After spending some time in the flourishing city of San Francisco with his wife Usha, J.D. Vance has returned to his home state of Ohio. He has begun creating his nonprofit, Our Ohio Renewal, to combat many of the issues he grew up with.
“I just think those of us who think we have something to offer have a responsibility to try to help,” Vance said in a December Spokesman Review article.
Vance aims to focus on combating issues of the opioid epidemic and work development, which in his opinion, are connected to each other and are of top importance in Ohio.
In an interview with the Philanthropy Roundtable Organization, Vance opened up about how he aims to improve such significant and complex issues with the nonprofit.
“On the opioid-abuse front, we’re identifying the things that have been tried, from prevention programs to physician training to treatment options, and trying to understand how well they are working…” Vance explained.
For workforce development, Vance centered in on the importance of diversifying employment positions and the issue of a volatile economy.
“Creative destruction opens opportunities for people to do new things, to contribute to the economy in new ways, and to have new jobs that are just as important and just as dignified as the jobs that people had years ago…” Vance noted. “We need to have plans that include trades jobs, and advanced manufacturing, and manual work of many kinds.”
Vance also touched on the importance of community within the interview. To him, community is a large component of a flourishing state. Community in businesses and neighborhoods provides people with areas of support and a sense of purpose. He aims to improve this feeling of support with Our Ohio Renewal.
Vance believes that improving domestic and familial conditions can have a large impact on the overall state’s success.
“When kids grow up in very unstable families, they are more likely to bring instability to the next generation when they make their own family,” Vance explained. “They’re less likely to graduate from high school, and less likely to be employed as an adult.”

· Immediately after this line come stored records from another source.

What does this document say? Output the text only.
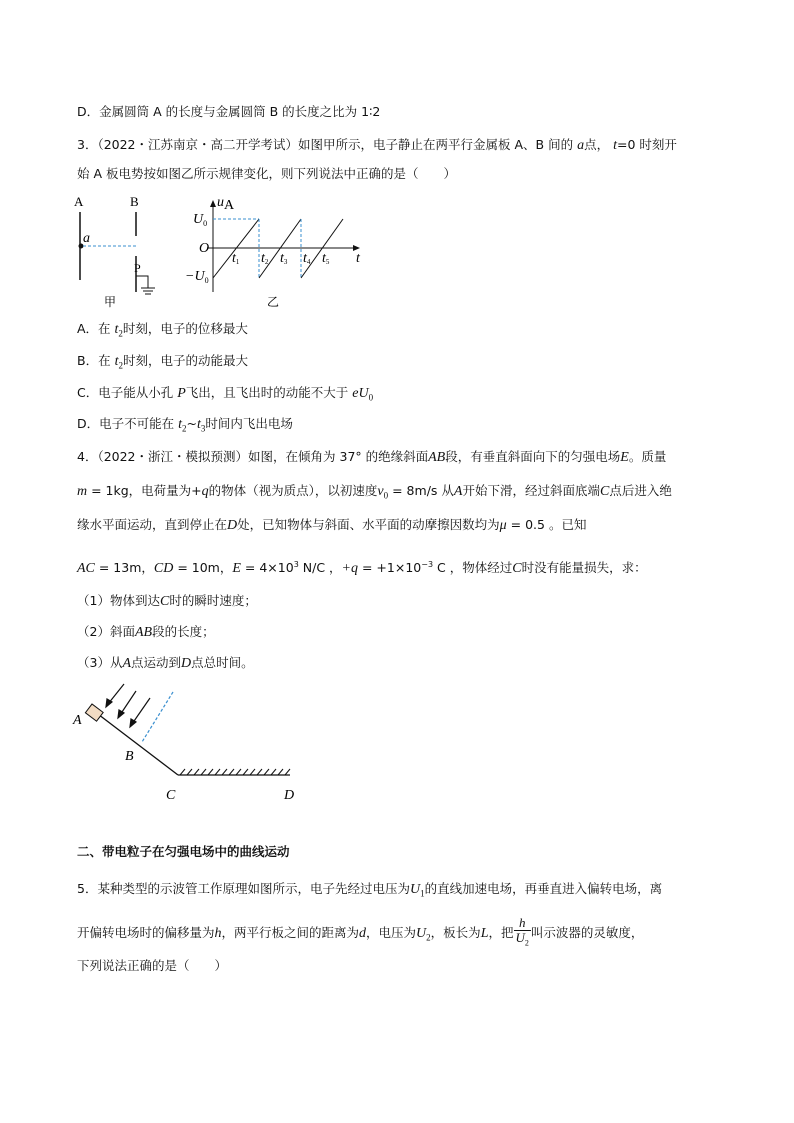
D．金属圆筒 A 的长度与金属圆筒 B 的长度之比为 1∶2
3．（2022・江苏南京・高二开学考试）如图甲所示，电子静止在两平行金属板 A、B 间的 a点， t=0 时刻开
始 A 板电势按如图乙所示规律变化，则下列说法中正确的是（　　）
A	B
a
P
甲
uA
$U_0$
O
$-U_0$
t1 t2 t3 t4 t5 t
乙
A．在 $t_2$时刻，电子的位移最大
B．在 $t_2$时刻，电子的动能最大
C．电子能从小孔 P飞出，且飞出时的动能不大于 $eU_0$
D．电子不可能在 $t_2\sim t_3$时间内飞出电场
4．（2022・浙江・模拟预测）如图，在倾角为 37° 的绝缘斜面AB段，有垂直斜面向下的匀强电场E。质量
m = 1kg，电荷量为+q的物体（视为质点），以初速度$v_0 = 8m/s$ 从A开始下滑，经过斜面底端C点后进入绝
缘水平面运动，直到停止在D处，已知物体与斜面、水平面的动摩擦因数均为μ = 0.5 。已知
AC = 13m，CD = 10m，$E = 4\times 10^3$ N/C ，$+q = +1\times 10^{-3}$ C ，物体经过C时没有能量损失，求：
（1）物体到达C时的瞬时速度；
（2）斜面AB段的长度；
（3）从A点运动到D点总时间。
A
B
C	D
二、带电粒子在匀强电场中的曲线运动
5．某种类型的示波管工作原理如图所示，电子先经过电压为$U_1$的直线加速电场，再垂直进入偏转电场，离
开偏转电场时的偏移量为h，两平行板之间的距离为d，电压为$U_2$，板长为L，把 $\frac{h}{U_2}$ 叫示波器的灵敏度，
下列说法正确的是（　　）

Vance aims for a more hands-on approach with his nonprofit. Instead of just policy changes, Vance believes that involving the community can be more effective.
“Where civil society can be most helpful is in giving people real networks and social groups that can support them when things are tough—offer them access to better opportunities, to jobs, to activities in their community,” Vance said.
Although Our Ohio Renewal is in its early planning stages, Vance is committed to helping the people of his hometown state. By moving back to Ohio, he can fully immerse himself in the problems at hand. To him, falling back on the government is not the best solution.
“These problems were not created by governments or corporations or anyone else,” Vance contends. “We created them, and only we can fix them.”